Aku kembali ke rumah dan mengecek surat yang ditinggalkan Selfia.
**Membaca surat:**
*Dari Selfia,*
*Halo, apakah kamu sudah bangun? Kami pergi ke Western Harv bersama-sama. Aku ingin mengajakmu, tapi kamu masih tidur.*
*Aku ingin membangunkanmu, tapi nggak enak—takutnya kamu terganggu dan mengomeliku. Jadinya, aku meninggalkanmu sendirian di rumah.*
*Jika kamu ingin menemuiku, temui saja aku. Aku ada di ibu kota Harv. Aku sedang sibuk mengurus wilayah yang katanya memberontak.*
*Selamat tinggal, Zafkielku sayang.*
*Salam hangat,*
****Selfia****
Setelah membaca, aku kebingungan setengah mati.

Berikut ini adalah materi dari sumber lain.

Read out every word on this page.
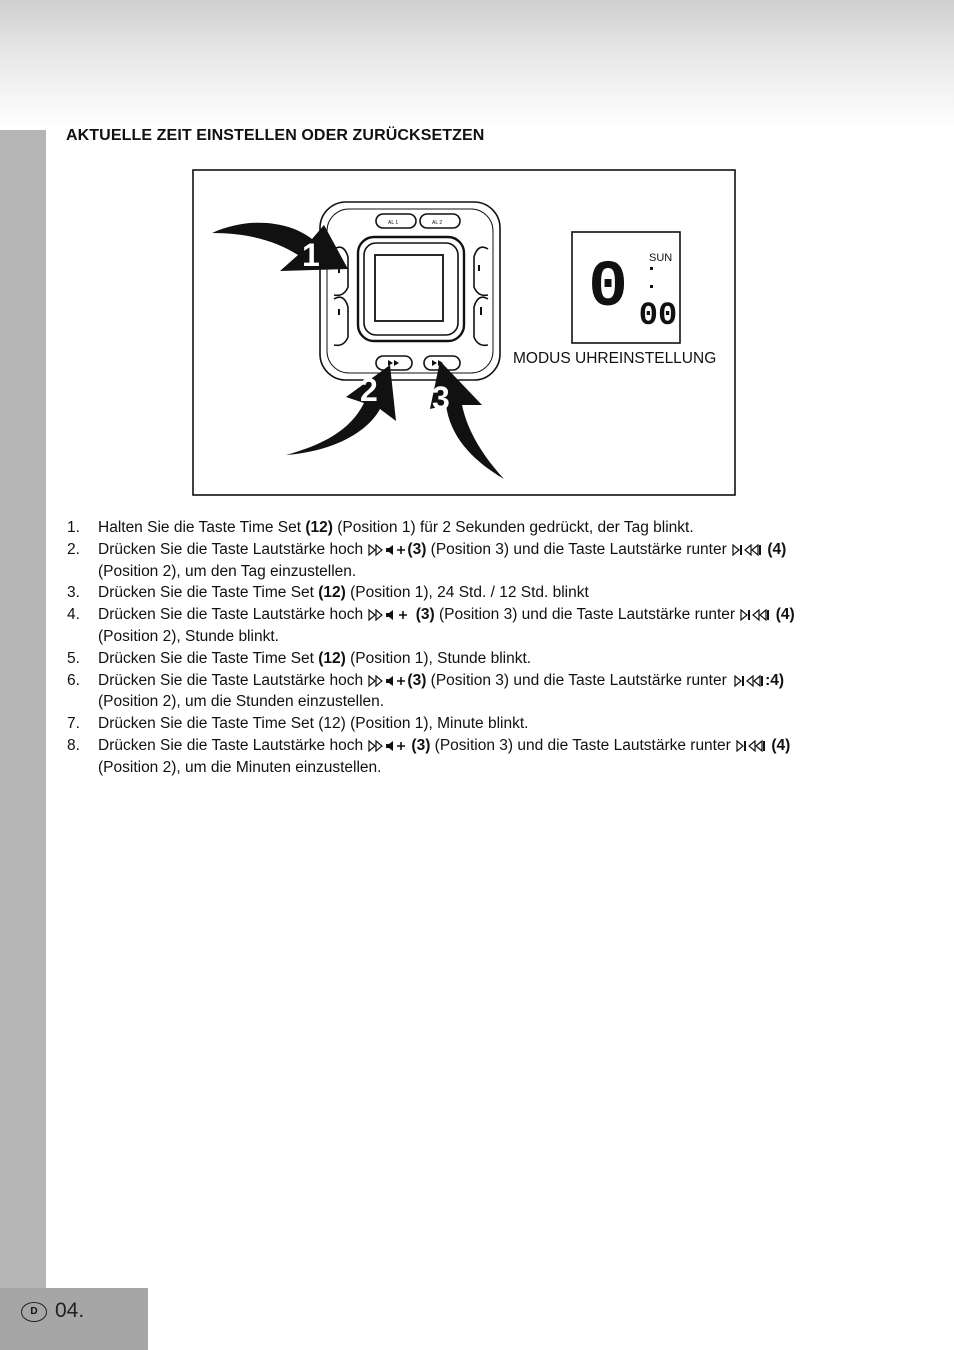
AKTUELLE ZEIT EINSTELLEN ODER ZURÜCKSETZEN
AL 1	AL 2
1
2 3
0 SUN
00
MODUS UHREINSTELLUNG
1. Halten Sie die Taste Time Set (12) (Position 1) für 2 Sekunden gedrückt, der Tag blinkt.
2. Drücken Sie die Taste Lautstärke hoch	(3) (Position 3) und die Taste Lautstärke runter  (4)
(Position 2), um den Tag einzustellen.
3. Drücken Sie die Taste Time Set (12) (Position 1), 24 Std. / 12 Std. blinkt
4. Drücken Sie die Taste Lautstärke hoch	(3) (Position 3) und die Taste Lautstärke runter  (4)
(Position 2), Stunde blinkt.
5. Drücken Sie die Taste Time Set (12) (Position 1), Stunde blinkt.
6. Drücken Sie die Taste Lautstärke hoch	(3) (Position 3) und die Taste Lautstärke runter :4)
(Position 2), um die Stunden einzustellen.
7. Drücken Sie die Taste Time Set (12) (Position 1), Minute blinkt.
8. Drücken Sie die Taste Lautstärke hoch	(3) (Position 3) und die Taste Lautstärke runter  (4)
(Position 2), um die Minuten einzustellen.
D 04.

"La la la— lu, siapa yang pertama kuajak ngobrol?"
"Bukankah aku sudah berpamitan dengan Selfia dan Charlos?"
"Ah, nanti saja memikirkan itu. Aku harus cepat-cepat kembali kepada supir delman itu."
Aku kembali kepada supir delman itu.
"Hei, Pak, aku sudah membacanya."
"Mm, anu, maaf, Tuan. Kamu terlambat. Keretaku sudah penuh dengan barang-barang," kata Pak Supir.
"Ehhh!" (tatapan kecewa)
"Ah, ya sudahlah."
"Tunggu!" kata supir itu.
"Kalau kau mau, kau bisa menaiki kudaku di kandang sana."
"Benarkah?"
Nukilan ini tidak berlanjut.